Infelizmente para todos nós, parece que não vamos aproveitar a oportunidade, como indicia a operação TAP. De facto, ilustrando com a TAP por comparação à KLM, companhia de aviação dos Países Baixos sujeita, na mesma altura, a um plano de apoio, temos:  Os fundos concedidos à TAP foram de €1,2bn e €3,4bn à KLM. No entanto, o financiamento à KLM é de apenas €1,0bn, sendo os restantes €2,4bn em garantias (que só cobrem 90% dos financiamentos concedidos). Verifica-se, assim, que o financiamento direto à TAP é, em termos absolutos, superior ao da KLM.

Mais, analisando as operações expressas nos relatórios do último exercício económico disponível, 2018, verificamos que o Volume de Negócio da KLM foi de €10,96bn e o da TAP €3,25bn, sendo os Recursos Humanos respetivamente de 32 e 11 mil e a frota de 214 e 108 aviões. Comparando os dados, o apoio estatal é, desta forma, na TAP de 37% do seu volume de negócios e apenas de 9% na KLM, o que se traduz em 111 mil euros por funcionário na TAP, contra 31 mil euros na KLM. O mesmo desnível se mantém na análise por avião, dado os 11,1 milhões na TAP, versus 4,7 milhões na KLM.

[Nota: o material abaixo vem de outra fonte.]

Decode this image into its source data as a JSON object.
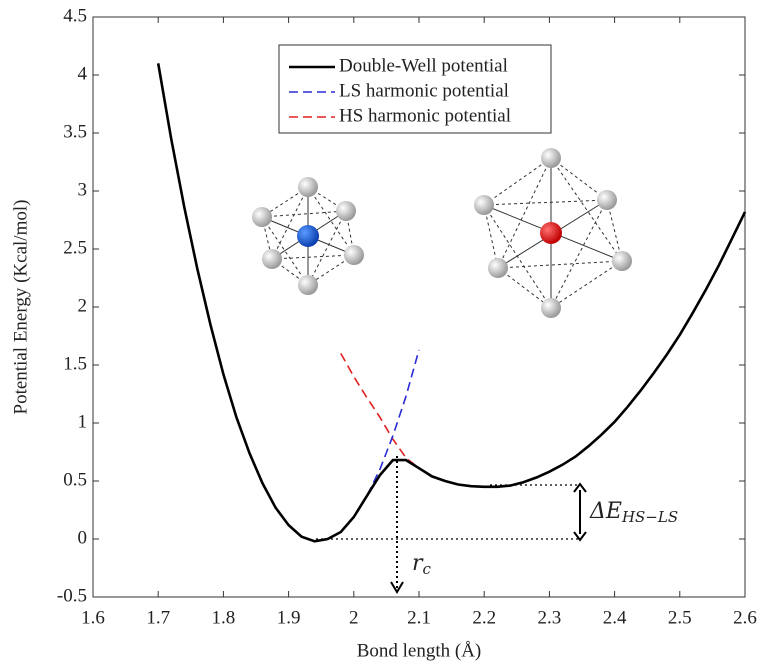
{
  "chart_data": {
    "type": "line",
    "x_label": "Bond length (Å)",
    "y_label": "Potential Energy (Kcal/mol)",
    "x": [
      1.7,
      1.72,
      1.74,
      1.76,
      1.78,
      1.8,
      1.82,
      1.84,
      1.86,
      1.88,
      1.9,
      1.92,
      1.94,
      1.96,
      1.98,
      2.0,
      2.02,
      2.04,
      2.06,
      2.08,
      2.1,
      2.12,
      2.14,
      2.16,
      2.18,
      2.2,
      2.22,
      2.24,
      2.26,
      2.28,
      2.3,
      2.32,
      2.34,
      2.36,
      2.38,
      2.4,
      2.42,
      2.44,
      2.46,
      2.48,
      2.5,
      2.52,
      2.54,
      2.56,
      2.58,
      2.6
    ],
    "series": [
      {
        "name": "Double-Well potential",
        "color": "#000000",
        "dashed": false,
        "values": [
          4.1,
          3.45,
          2.86,
          2.33,
          1.85,
          1.42,
          1.05,
          0.74,
          0.48,
          0.27,
          0.12,
          0.02,
          -0.02,
          0.0,
          0.06,
          0.19,
          0.37,
          0.55,
          0.68,
          0.68,
          0.61,
          0.54,
          0.5,
          0.47,
          0.455,
          0.45,
          0.45,
          0.46,
          0.49,
          0.53,
          0.58,
          0.64,
          0.71,
          0.8,
          0.9,
          1.01,
          1.14,
          1.28,
          1.43,
          1.59,
          1.76,
          1.95,
          2.15,
          2.36,
          2.59,
          2.82
        ]
      },
      {
        "name": "LS harmonic potential",
        "color": "#2b2bd6",
        "dashed": true,
        "values": [
          4.1,
          3.45,
          2.86,
          2.33,
          1.85,
          1.42,
          1.05,
          0.74,
          0.48,
          0.27,
          0.12,
          0.02,
          -0.02,
          0.0,
          0.06,
          0.19,
          0.37,
          0.6,
          0.89,
          1.23,
          1.63,
          null,
          null,
          null,
          null,
          null,
          null,
          null,
          null,
          null,
          null,
          null,
          null,
          null,
          null,
          null,
          null,
          null,
          null,
          null,
          null,
          null,
          null,
          null,
          null,
          null
        ]
      },
      {
        "name": "HS harmonic potential",
        "color": "#e02020",
        "dashed": true,
        "values": [
          null,
          null,
          null,
          null,
          null,
          null,
          null,
          null,
          null,
          null,
          null,
          null,
          null,
          null,
          1.6,
          1.4,
          1.22,
          1.05,
          0.86,
          0.7,
          0.61,
          0.54,
          0.5,
          0.47,
          0.455,
          0.45,
          0.45,
          0.46,
          0.49,
          0.53,
          0.58,
          0.64,
          0.71,
          0.8,
          0.9,
          1.01,
          1.14,
          1.28,
          1.43,
          1.59,
          1.76,
          1.95,
          2.15,
          2.36,
          2.59,
          2.82
        ]
      }
    ],
    "xlim": [
      1.6,
      2.6
    ],
    "xticks": [
      1.6,
      1.7,
      1.8,
      1.9,
      2,
      2.1,
      2.2,
      2.3,
      2.4,
      2.5,
      2.6
    ],
    "ylim": [
      -0.5,
      4.5
    ],
    "yticks": [
      -0.5,
      0,
      0.5,
      1,
      1.5,
      2,
      2.5,
      3,
      3.5,
      4,
      4.5
    ],
    "legend": "top",
    "annotations": [
      {
        "main": "ΔE",
        "sub": "HS−LS"
      },
      {
        "main": "r",
        "sub": "c"
      }
    ]
  }
}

Acrescem dois fatos relevantes em sociedades desenvolvidas. Primeiro, o governo dos Países Baixos tomou, desde a primeira hora, a iniciativa de manter o Parlamento e os cidadãos informados do conjunto de medidas que estava a preparar (carta subscrita pelo Ministro das Finanças e Ministério das Infraestruturas e Gestão da Água) – a carta dirigida ao Parlamento foi divulgada no site governamental com os contornos globais da operação. Segundo, o governo dos Países Baixos impôs condições à KLM para o apoio financeiro, a saber: (i) corte salarial – os funcionários que ganham mais de três vezes o salário médio, terão um corte salarial de pelo menos vinte por cento, de forma a permitir que aos funcionários de rendimentos mais baixos seja aplicada uma percentagem inferior; (ii) durante o período do apoio financeiro, nenhum dividendo poderá ser distribuído aos acionistas, nem poderão ser pagos bónus a gestores, sendo, ainda, reduzido o número de voos noturnos de 32.000 para 25.000; (iii) a KLM compromete-se a reduzir as emissões de CO2 da aviação nos Países Baixos em 50% por passageiro-quilómetro até 2030 (iv) o governo considera necessário que a empresa-mãe Air France-KLM e as duas subsidiárias KLM e Air France tomem medidas para reduzir custos com a reestruturação.

Por tudo isto, não basta vencer pontualmente.  “Quer o General que combata pelo Triunfo Construtivo, não apenas pela vitória em que apenas se derrotam os outros”. “A Europa tem sede de que se crie, tem sede de Futuro”[2]. Em Portugal também deveremos ter, afinal somos Europa!

[1] Financial Times, EU Leaders strike deal on €750 bn recovery fund after marathon summit: https://www.ft.com/content/713be467-ed19-4663-95ff-66f775af55cc,

[2] Portugal Futurista, Ultimatum, Álvaro de Campos (a ordem subvertida para dar consistência ao texto).